Columbia County Director of School Health Lisa Whitlock tells NewsChannel 6 in a situation like this, Columbia County staff is equipped to help.
“The first part is to recognize that there is an allergic reaction happening. The second is to check the healthcare plan or the student database to see if the child has an allergy, and then of course, to grab the Epipen,” Whitlock said.
She says Columbia County Schools follow strict measures to try and make sure no kid experiences a traumatic incident.
“Our staff are trained annually on food allergies, and as needed. And what we do is– for example with the peanut butter allergies- -we will prepare those peanut butter and jelly sandwiches in a separate location that has been sanitized, our employees are trained to change gloves, wash their hands, use different utensils,” Columbia County Schools Nutrition Coordinator and Registered Dietician Lauren Belcher said.

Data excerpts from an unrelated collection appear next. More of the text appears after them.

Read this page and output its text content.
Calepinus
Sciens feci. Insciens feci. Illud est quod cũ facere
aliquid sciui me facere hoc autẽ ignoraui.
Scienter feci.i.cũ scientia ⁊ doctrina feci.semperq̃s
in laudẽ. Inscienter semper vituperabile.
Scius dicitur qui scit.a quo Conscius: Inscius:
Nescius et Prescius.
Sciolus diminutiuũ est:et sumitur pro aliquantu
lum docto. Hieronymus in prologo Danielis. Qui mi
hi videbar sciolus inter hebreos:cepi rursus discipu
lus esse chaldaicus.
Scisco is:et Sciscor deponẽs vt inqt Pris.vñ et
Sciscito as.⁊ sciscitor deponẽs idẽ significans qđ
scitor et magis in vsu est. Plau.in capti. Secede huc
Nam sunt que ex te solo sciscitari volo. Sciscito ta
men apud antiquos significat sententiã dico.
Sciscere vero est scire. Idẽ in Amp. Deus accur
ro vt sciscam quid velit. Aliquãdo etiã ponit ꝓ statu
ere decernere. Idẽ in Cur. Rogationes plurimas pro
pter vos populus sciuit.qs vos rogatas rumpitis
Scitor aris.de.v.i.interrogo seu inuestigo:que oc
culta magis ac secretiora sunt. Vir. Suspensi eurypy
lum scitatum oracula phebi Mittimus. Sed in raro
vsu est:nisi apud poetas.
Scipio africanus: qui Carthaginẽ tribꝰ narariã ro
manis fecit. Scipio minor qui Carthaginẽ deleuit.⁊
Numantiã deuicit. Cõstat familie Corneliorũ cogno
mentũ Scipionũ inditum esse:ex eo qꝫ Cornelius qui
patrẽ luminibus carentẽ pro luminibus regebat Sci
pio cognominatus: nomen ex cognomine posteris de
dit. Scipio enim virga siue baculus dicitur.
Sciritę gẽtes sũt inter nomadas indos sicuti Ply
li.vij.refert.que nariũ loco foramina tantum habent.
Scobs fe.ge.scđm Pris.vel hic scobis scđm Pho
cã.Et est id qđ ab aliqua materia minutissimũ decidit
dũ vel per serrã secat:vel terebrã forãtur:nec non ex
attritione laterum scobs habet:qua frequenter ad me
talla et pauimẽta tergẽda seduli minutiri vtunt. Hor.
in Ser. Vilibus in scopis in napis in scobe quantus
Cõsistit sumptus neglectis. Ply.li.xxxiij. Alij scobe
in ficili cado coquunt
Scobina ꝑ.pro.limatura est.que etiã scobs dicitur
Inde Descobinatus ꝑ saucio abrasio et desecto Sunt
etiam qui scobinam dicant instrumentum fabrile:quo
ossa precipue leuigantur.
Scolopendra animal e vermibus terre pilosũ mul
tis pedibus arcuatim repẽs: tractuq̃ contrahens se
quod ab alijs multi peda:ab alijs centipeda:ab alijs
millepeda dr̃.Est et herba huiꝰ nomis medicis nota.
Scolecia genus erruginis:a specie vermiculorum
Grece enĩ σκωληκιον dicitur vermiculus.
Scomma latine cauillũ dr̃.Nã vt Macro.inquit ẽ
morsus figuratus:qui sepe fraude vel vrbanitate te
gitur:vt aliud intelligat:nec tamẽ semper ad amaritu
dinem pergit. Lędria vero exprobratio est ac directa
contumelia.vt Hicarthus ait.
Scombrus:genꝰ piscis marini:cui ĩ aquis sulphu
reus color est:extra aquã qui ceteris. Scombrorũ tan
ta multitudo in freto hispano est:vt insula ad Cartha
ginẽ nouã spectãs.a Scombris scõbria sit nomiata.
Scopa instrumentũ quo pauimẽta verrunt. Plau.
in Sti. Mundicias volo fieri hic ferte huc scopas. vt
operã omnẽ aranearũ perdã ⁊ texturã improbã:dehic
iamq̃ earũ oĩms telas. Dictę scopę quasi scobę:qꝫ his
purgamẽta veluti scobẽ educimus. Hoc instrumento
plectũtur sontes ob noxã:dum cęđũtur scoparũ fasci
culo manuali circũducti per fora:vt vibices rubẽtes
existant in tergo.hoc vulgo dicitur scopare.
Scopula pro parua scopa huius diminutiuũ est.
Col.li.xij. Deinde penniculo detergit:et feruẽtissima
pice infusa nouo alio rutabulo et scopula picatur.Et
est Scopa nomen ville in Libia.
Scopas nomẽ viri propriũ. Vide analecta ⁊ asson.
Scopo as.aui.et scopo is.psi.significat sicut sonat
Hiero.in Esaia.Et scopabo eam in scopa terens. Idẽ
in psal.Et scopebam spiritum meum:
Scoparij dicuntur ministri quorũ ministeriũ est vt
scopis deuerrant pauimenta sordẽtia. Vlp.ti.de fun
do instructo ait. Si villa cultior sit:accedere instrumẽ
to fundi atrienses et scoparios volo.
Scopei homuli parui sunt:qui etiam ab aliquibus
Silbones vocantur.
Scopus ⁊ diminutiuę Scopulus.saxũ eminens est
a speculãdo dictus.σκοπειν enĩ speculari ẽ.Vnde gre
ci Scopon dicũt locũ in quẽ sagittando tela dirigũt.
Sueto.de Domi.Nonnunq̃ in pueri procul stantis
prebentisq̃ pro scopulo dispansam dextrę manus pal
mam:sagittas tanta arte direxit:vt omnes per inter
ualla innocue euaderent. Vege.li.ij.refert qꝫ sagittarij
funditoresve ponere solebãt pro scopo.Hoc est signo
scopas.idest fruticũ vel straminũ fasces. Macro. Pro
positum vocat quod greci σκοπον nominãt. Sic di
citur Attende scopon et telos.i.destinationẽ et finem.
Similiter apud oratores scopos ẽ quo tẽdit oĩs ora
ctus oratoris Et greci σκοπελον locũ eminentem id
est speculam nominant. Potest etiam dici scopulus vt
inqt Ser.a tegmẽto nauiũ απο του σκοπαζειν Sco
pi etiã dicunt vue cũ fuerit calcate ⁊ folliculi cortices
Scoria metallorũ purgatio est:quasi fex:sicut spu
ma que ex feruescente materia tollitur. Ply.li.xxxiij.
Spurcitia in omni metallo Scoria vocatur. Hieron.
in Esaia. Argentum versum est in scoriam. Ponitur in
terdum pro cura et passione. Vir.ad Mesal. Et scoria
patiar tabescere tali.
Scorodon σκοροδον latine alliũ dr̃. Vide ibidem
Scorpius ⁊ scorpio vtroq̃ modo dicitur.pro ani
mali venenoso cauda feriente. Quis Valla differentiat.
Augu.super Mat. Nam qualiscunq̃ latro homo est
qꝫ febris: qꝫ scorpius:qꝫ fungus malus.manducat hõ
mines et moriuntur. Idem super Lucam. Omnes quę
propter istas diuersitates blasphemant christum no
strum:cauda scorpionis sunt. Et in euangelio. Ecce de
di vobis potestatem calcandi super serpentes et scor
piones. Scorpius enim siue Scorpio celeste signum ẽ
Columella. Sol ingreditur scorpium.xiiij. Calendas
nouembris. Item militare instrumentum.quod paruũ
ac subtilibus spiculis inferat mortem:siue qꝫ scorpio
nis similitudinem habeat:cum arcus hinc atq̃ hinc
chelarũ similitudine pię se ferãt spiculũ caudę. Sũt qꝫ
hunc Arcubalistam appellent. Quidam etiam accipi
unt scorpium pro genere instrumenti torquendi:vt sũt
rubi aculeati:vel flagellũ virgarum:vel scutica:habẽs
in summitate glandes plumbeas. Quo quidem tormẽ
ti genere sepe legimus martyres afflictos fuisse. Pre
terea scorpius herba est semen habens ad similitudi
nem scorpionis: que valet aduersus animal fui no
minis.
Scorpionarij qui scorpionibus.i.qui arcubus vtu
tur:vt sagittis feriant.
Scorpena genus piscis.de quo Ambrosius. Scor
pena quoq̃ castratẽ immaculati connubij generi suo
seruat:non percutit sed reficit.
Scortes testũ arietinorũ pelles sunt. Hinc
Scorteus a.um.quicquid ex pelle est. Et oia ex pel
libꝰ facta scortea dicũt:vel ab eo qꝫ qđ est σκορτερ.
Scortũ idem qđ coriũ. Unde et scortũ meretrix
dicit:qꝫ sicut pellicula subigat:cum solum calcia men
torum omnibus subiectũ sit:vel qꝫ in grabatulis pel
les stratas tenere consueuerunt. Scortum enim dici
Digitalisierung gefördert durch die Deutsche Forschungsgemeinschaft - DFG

But they say, there are times where it could be a bit more difficult.
“Because no matter what age you are, you can be exposed to an allergen that– maybe– you’re not even aware that was in the food, you forgot to ask. And that’s why we have Epipen’s in our school district,” Whitlock said.
Nutrition and health leaders say their job is important.
“It’s a passion that I have to make sure that every single student has ample opportunity to eat with us and feel safe in doing so, and so their safety is our top priority, and it also makes us proud to be able to serve these students that ultimately might feel unsafe in other locations, but they feel safe when they come to school and that’s important to us,” Belcher said.